An international team of explorers captured the high-quality images in early August during a series of five dives with manned submersibles. Quietly resting at a depth of 3,800 meters (~12,500 feet) in the bitterly cold waters of the North Atlantic, the shipwreck hasn’t been seen for over 14 years. However, it appears to have been a tough few years. Much of the shipwreck is slowly but surely being dissolved by rust, sea salt, bacteria, and flocks of deep-sea creatures.
“The most shocking area of deterioration was the starboard side of the officer’s quarters, where the captain’s quarters were,” Parks Stephenson, a Titanic historian, said in a statement.
“Captain’s bathtub is a favorite image [pictured below in 2003] among the Titanic enthusiasts, and that’s now gone. That whole deck hole on that side is collapsing taking with it the staterooms, and the deterioration is going to continue advancing.”
Using a submersible camera system, the team also performed photogrammetry imaging on the wreck, which will be used to assess the ship’s state and make it possible to visualize the wreck using virtual reality technology. The expedition team will publish the full results of their survey alongside a documentary film produced by Atlantic Productions.
On the night of April 14, 1912, the ship hit a giant iceberg around 600 kilometers (375 miles) south of Newfoundland. By the small hours of April 15, 1912, the liner had sunk, just five days after setting off from Southampton in the UK towards New York.

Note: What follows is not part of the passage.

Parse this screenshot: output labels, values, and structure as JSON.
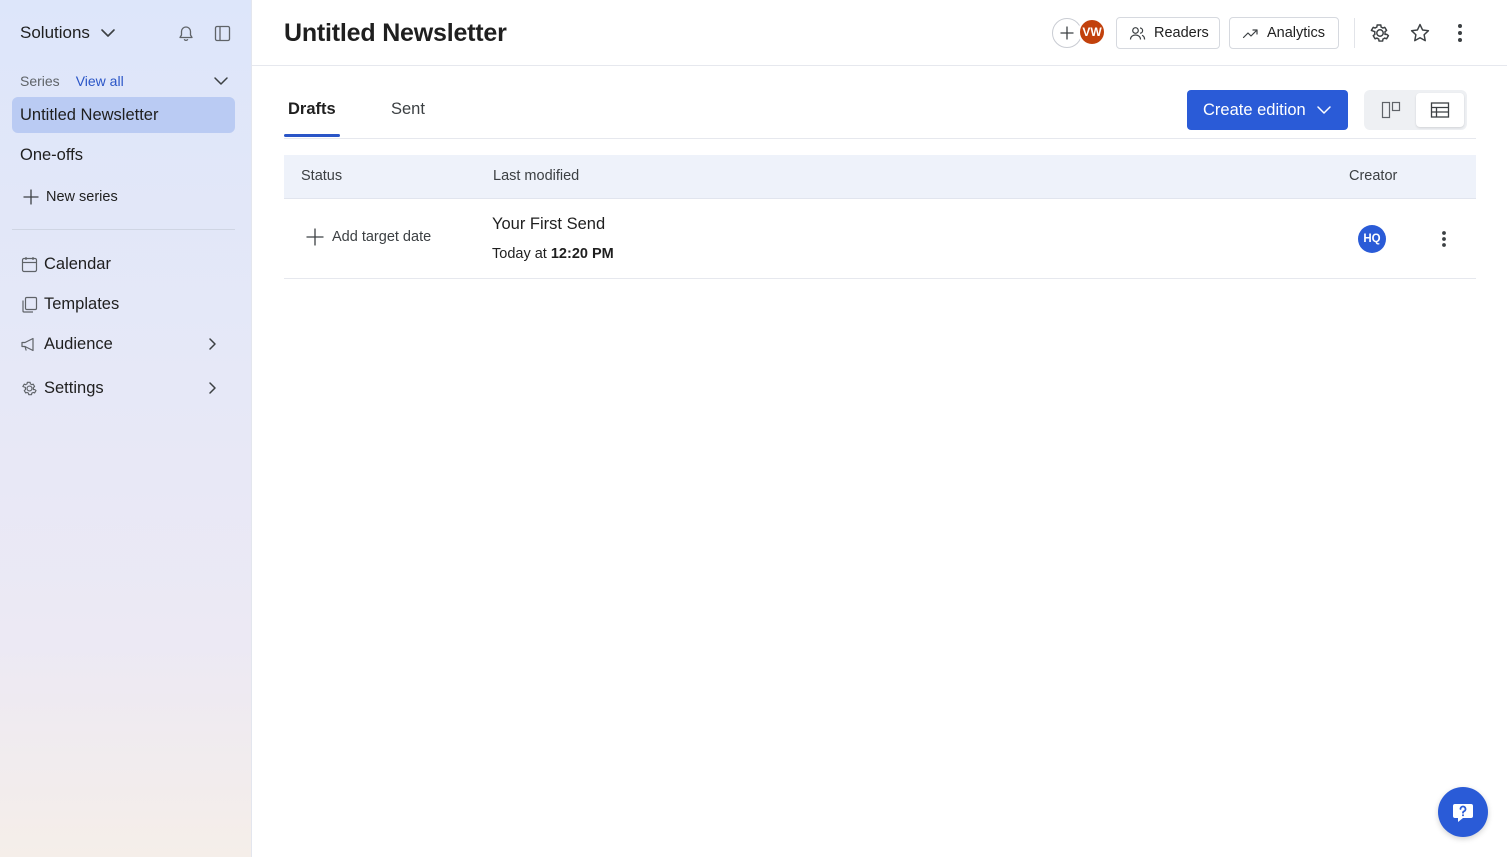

Around 1,500 people died, either by drowning or perishing in the freezing waters, although an estimated 705 people managed to survive.

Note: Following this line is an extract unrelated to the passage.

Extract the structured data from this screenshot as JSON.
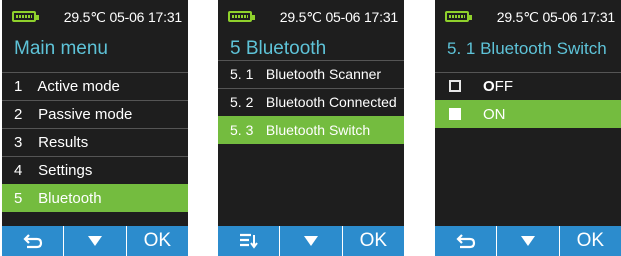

The wreck of the Titanic was only discovered in 1985, over 70 years after the disaster, during a mission by the US military. Aside from its many depictions in popular culture, the ship has since been the subject of a number of archaeological and scientific projects.
However, as these new images show, the physical remains of that history are starting to slowly fade away.
“The future of the wreck is going to continue to deteriorate over time, it’s a natural process," noted Lori Johnson, a scientist who worked on the project. "These are natural types of bacteria, so the reason that the deterioration process ends up being quite a bit faster, is a group of bacteria, a community working symbiotically to eat, if you will, the iron and the sulfur.”